Now when we do this we should be able to move this, and it goes out now. There’s no need for me to do the other one. But now we have rigging control over these different ‘up’ parts of the model. If you want to you can go to Pose Mode and add ‘limit distance’ to prevent it from going beyond what it can actually take, as affecting the shape key.
It just keeps it in its place, you know. Now that’s really it, that’s the basis of how all of the shape keys work together. All you do is scale up the number of bones and the number of shape keys that get changed by this, and like anything else you can just animate this to change.
See now, it goes around, so what this has allowed you to do is to modify three shape keys all together seamlessly, just by moving this around, saving you the trouble of going to all of these, finding what you’re looking for, animating it up, down.

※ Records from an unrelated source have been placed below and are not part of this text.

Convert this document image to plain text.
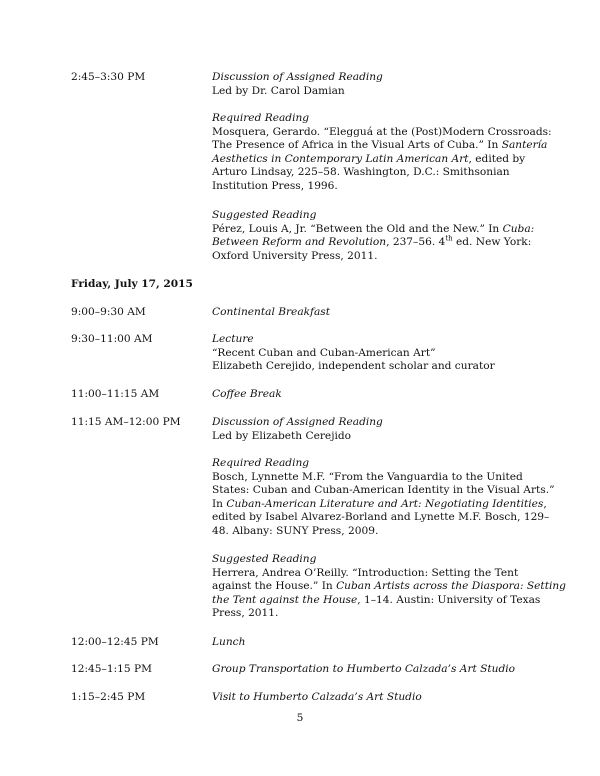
2:45–3:30 PM	Discussion of Assigned Reading
Led by Dr. Carol Damian
Required Reading
Mosquera, Gerardo. “Elegguá at the (Post)Modern Crossroads:
The Presence of Africa in the Visual Arts of Cuba.” In Santería
Aesthetics in Contemporary Latin American Art, edited by
Arturo Lindsay, 225–58. Washington, D.C.: Smithsonian
Institution Press, 1996.
Suggested Reading
Pérez, Louis A, Jr. “Between the Old and the New.” In Cuba:
Between Reform and Revolution, 237–56. 4th ed. New York:
Oxford University Press, 2011.
Friday, July 17, 2015
9:00–9:30 AM	Continental Breakfast
9:30–11:00 AM	Lecture
“Recent Cuban and Cuban-American Art”
Elizabeth Cerejido, independent scholar and curator
11:00–11:15 AM	Coffee Break
11:15 AM–12:00 PM	Discussion of Assigned Reading
Led by Elizabeth Cerejido
Required Reading
Bosch, Lynnette M.F. “From the Vanguardia to the United
States: Cuban and Cuban-American Identity in the Visual Arts.”
In Cuban-American Literature and Art: Negotiating Identities,
edited by Isabel Alvarez-Borland and Lynette M.F. Bosch, 129–
48. Albany: SUNY Press, 2009.
Suggested Reading
Herrera, Andrea O’Reilly. “Introduction: Setting the Tent
against the House.” In Cuban Artists across the Diaspora: Setting
the Tent against the House, 1–14. Austin: University of Texas
Press, 2011.
12:00–12:45 PM	Lunch
12:45–1:15 PM	Group Transportation to Humberto Calzada’s Art Studio
1:15–2:45 PM	Visit to Humberto Calzada’s Art Studio
5
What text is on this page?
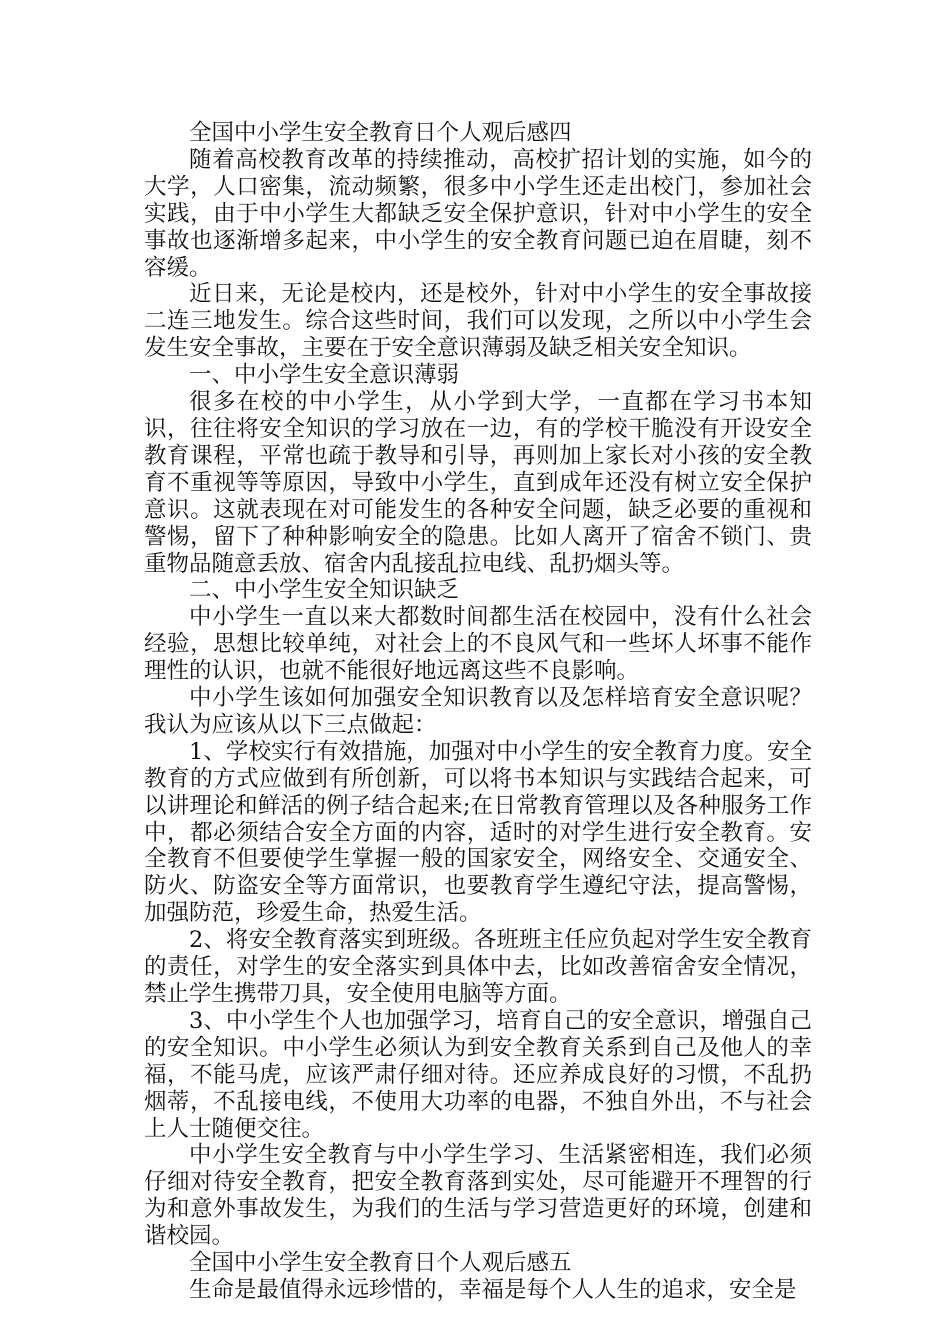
全国中小学生安全教育日个人观后感四

随着高校教育改革的持续推动，高校扩招计划的实施，如今的大学，人口密集，流动频繁，很多中小学生还走出校门，参加社会实践，由于中小学生大都缺乏安全保护意识，针对中小学生的安全事故也逐渐增多起来，中小学生的安全教育问题已迫在眉睫，刻不容缓。

近日来，无论是校内，还是校外，针对中小学生的安全事故接二连三地发生。综合这些时间，我们可以发现，之所以中小学生会发生安全事故，主要在于安全意识薄弱及缺乏相关安全知识。

一、中小学生安全意识薄弱

很多在校的中小学生，从小学到大学，一直都在学习书本知识，往往将安全知识的学习放在一边，有的学校干脆没有开设安全教育课程，平常也疏于教导和引导，再则加上家长对小孩的安全教育不重视等等原因，导致中小学生，直到成年还没有树立安全保护意识。这就表现在对可能发生的各种安全问题，缺乏必要的重视和警惕，留下了种种影响安全的隐患。比如人离开了宿舍不锁门、贵重物品随意丢放、宿舍内乱接乱拉电线、乱扔烟头等。

二、中小学生安全知识缺乏

中小学生一直以来大都数时间都生活在校园中，没有什么社会经验，思想比较单纯，对社会上的不良风气和一些坏人坏事不能作理性的认识，也就不能很好地远离这些不良影响。

中小学生该如何加强安全知识教育以及怎样培育安全意识呢？我认为应该从以下三点做起：

1、学校实行有效措施，加强对中小学生的安全教育力度。安全教育的方式应做到有所创新，可以将书本知识与实践结合起来，可以讲理论和鲜活的例子结合起来;在日常教育管理以及各种服务工作中，都必须结合安全方面的内容，适时的对学生进行安全教育。安全教育不但要使学生掌握一般的国家安全，网络安全、交通安全、防火、防盗安全等方面常识，也要教育学生遵纪守法，提高警惕，加强防范，珍爱生命，热爱生活。

2、将安全教育落实到班级。各班班主任应负起对学生安全教育的责任，对学生的安全落实到具体中去，比如改善宿舍安全情况，禁止学生携带刀具，安全使用电脑等方面。

3、中小学生个人也加强学习，培育自己的安全意识，增强自己的安全知识。中小学生必须认为到安全教育关系到自己及他人的幸福，不能马虎，应该严肃仔细对待。还应养成良好的习惯，不乱扔烟蒂，不乱接电线，不使用大功率的电器，不独自外出，不与社会上人士随便交往。

中小学生安全教育与中小学生学习、生活紧密相连，我们必须仔细对待安全教育，把安全教育落到实处，尽可能避开不理智的行为和意外事故发生，为我们的生活与学习营造更好的环境，创建和谐校园。

全国中小学生安全教育日个人观后感五

生命是最值得永远珍惜的，幸福是每个人人生的追求，安全是
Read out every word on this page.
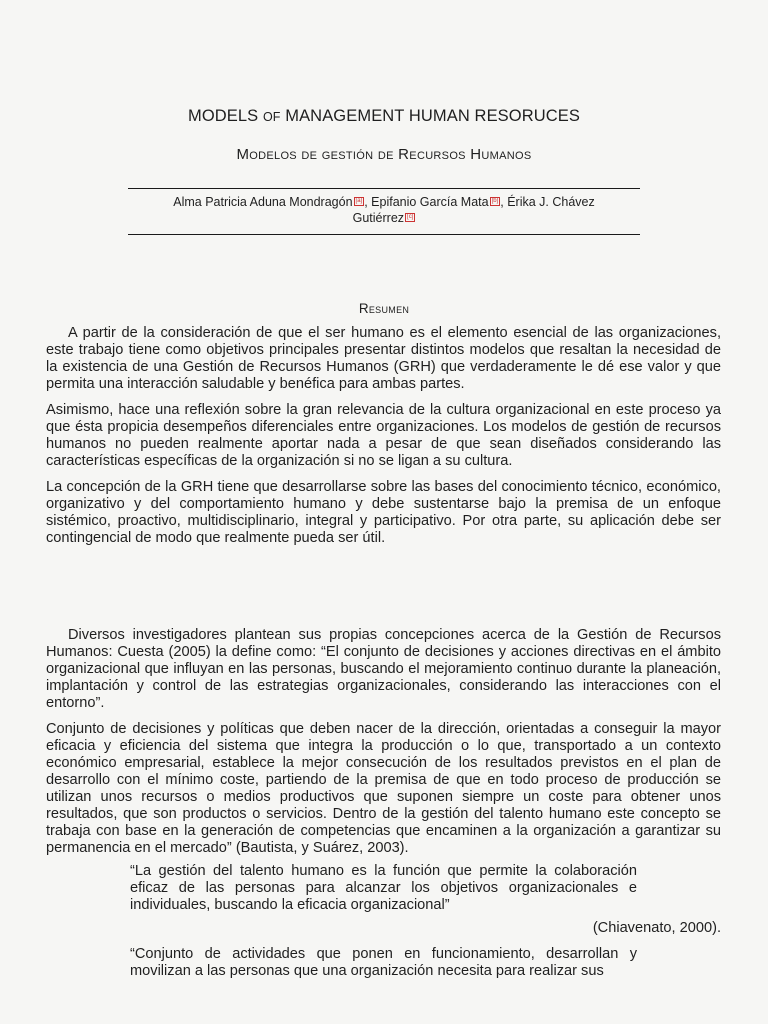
MODELS OF MANAGEMENT HUMAN RESORUCES
Modelos de gestión de Recursos Humanos
Alma Patricia Aduna Mondragón [a] , Epifanio García Mata [b] , Érika J. Chávez Gutiérrez [c]
Resumen
A partir de la consideración de que el ser humano es el elemento esencial de las organizaciones, este trabajo tiene como objetivos principales presentar distintos modelos que resaltan la necesidad de la existencia de una Gestión de Recursos Humanos (GRH) que verdaderamente le dé ese valor y que permita una interacción saludable y benéfica para ambas partes.
Asimismo, hace una reflexión sobre la gran relevancia de la cultura organizacional en este proceso ya que ésta propicia desempeños diferenciales entre organizaciones. Los modelos de gestión de recursos humanos no pueden realmente aportar nada a pesar de que sean diseñados considerando las características específicas de la organización si no se ligan a su cultura.
La concepción de la GRH tiene que desarrollarse sobre las bases del conocimiento técnico, económico, organizativo y del comportamiento humano y debe sustentarse bajo la premisa de un enfoque sistémico, proactivo, multidisciplinario, integral y participativo. Por otra parte, su aplicación debe ser contingencial de modo que realmente pueda ser útil.
Diversos investigadores plantean sus propias concepciones acerca de la Gestión de Recursos Humanos: Cuesta (2005) la define como: “El conjunto de decisiones y acciones directivas en el ámbito organizacional que influyan en las personas, buscando el mejoramiento continuo durante la planeación, implantación y control de las estrategias organizacionales, considerando las interacciones con el entorno”.
Conjunto de decisiones y políticas que deben nacer de la dirección, orientadas a conseguir la mayor eficacia y eficiencia del sistema que integra la producción o lo que, transportado a un contexto económico empresarial, establece la mejor consecución de los resultados previstos en el plan de desarrollo con el mínimo coste, partiendo de la premisa de que en todo proceso de producción se utilizan unos recursos o medios productivos que suponen siempre un coste para obtener unos resultados, que son productos o servicios. Dentro de la gestión del talento humano este concepto se trabaja con base en la generación de competencias que encaminen a la organización a garantizar su permanencia en el mercado” (Bautista, y Suárez, 2003).
“La gestión del talento humano es la función que permite la colaboración eficaz de las personas para alcanzar los objetivos organizacionales e individuales, buscando la eficacia organizacional”
(Chiavenato, 2000).
“Conjunto de actividades que ponen en funcionamiento, desarrollan y movilizan a las personas que una organización necesita para realizar sus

It saves a lot of hassle, it really does.
Before we finish off, you might be wondering how exactly to know what shape keys your model might need? As you can see here there can be quite a lot of them. this isn’t even all of them. I’ve kind of optimized the system for my own requirements.
If you need to have a reference guide of what motions you might require for the shape keys in your human face, and of course this can be transferred to animal faces with varying levels of realism, depending on what you’re going for, then something you can look into is the FACS system: Facial action coding system.
What FACS is intended for medical reasons, like the research of the human face and anatomy. What it basically does is, it defines facial expressions by what parts of the face these expressions affect.
Now there’s several resources online you can look to, but the one I personally thought was a pretty good one for reference is linked down in the description. So have a look at that and we’ll come back later with another tutorial to just talk a bit about implementing this system.
Particularly the lips and creating the ability to synchronize speech with the animation of the lips moving in a realistic manner.